Development Workflow

When fixing failures, identify root cause first, then apply idiomatic fixes instead of suppressing warnings or patching symptoms.

Use outside-in development for behavior changes:

  • Git Restrictions: NEVER use git worktree. All code modifications MUST be made directly on the current branch in the existing working directory.
  • start with a failing Gherkin scenario under features/,
  • drive implementation with failing Vitest tests,
  • keep example-based Vitest tests as the default inner loop for named cases and edge cases,
  • add fast-check properties in the same *.test.ts files when the rule is an invariant instead of a single named example,
  • treat jazzer.js as conditional work for parser-like, protocol, binary-decoding, or otherwise hostile-input packages instead of baseline template scaffolding,
  • make the scenario pass without duplicating business logic in step definitions.

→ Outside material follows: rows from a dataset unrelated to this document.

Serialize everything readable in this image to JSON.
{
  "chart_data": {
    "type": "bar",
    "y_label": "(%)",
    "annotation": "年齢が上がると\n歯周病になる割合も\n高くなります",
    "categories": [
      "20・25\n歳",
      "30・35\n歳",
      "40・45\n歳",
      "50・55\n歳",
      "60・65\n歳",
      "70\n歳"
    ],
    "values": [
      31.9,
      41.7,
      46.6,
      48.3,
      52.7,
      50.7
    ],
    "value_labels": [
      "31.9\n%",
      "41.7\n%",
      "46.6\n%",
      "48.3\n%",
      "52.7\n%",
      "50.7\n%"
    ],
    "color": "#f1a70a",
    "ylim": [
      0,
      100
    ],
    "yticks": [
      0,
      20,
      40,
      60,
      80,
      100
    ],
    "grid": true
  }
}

After each feature or bug fix, run:

just format
just lint
just test
just bdd
just test-all
just publint

If any command fails, report the failure and do not claim completion.

Testing Requirements

  • BDD scenarios: place Gherkin features under features/ and step definitions under features/step_definitions/.
  • Use BDD to define acceptance behavior first, then use Vitest for the inner TDD loop.
  • Unit tests: colocate with source files (*.test.ts next to *.ts).
  • Keep property tests in the same Vitest-discovered *.test.ts path used by just test; do not create a separate property-test command.
  • Prefer example-based tests for concrete business cases and edge cases that should stay readable in one example.
  • Prefer fast-check properties for invariants that should hold across many valid inputs, such as arithmetic totals, preserved item order, or checkout clearing the cart.
  • Fuzz tests: only plan or add jazzer.js when a package parses hostile input, decodes protocol or binary payloads, or exposes other security-sensitive parsing boundaries.
  • Fuzz workflow: when fuzzing is justified, add it only in the affected package instead of seeding a workspace-wide fuzz harness in every starter.
  • Integration tests: place in workspace-level tests/ or __tests__/ directories.
  • Performance tests: use vitest bench with *.bench.ts files only when the work has an explicit latency SLA, throughput target, or known hot path.
  • The existing Vitest benchmark discovery is sufficient for the template; do not add a separate benchmark command unless the project has a real workflow need for one.
  • For /pb-plan work, mark fuzzing as conditional or N/A unless the scope explicitly includes parser-like, protocol, binary-decoding, or hostile-input code.
  • Add tests for behavioral changes and public API changes.
  • Use Vitest's describe/it/expect API consistently.
  • Use vi.mock() for module mocking; vi.spyOn() for spy-based testing.
  • Use beforeEach/afterEach for setup/teardown.
  • Keep step definitions thin and delegate business rules to shared TypeScript modules.

Language Requirement

  • Documentation, comments, and commit messages must be English only.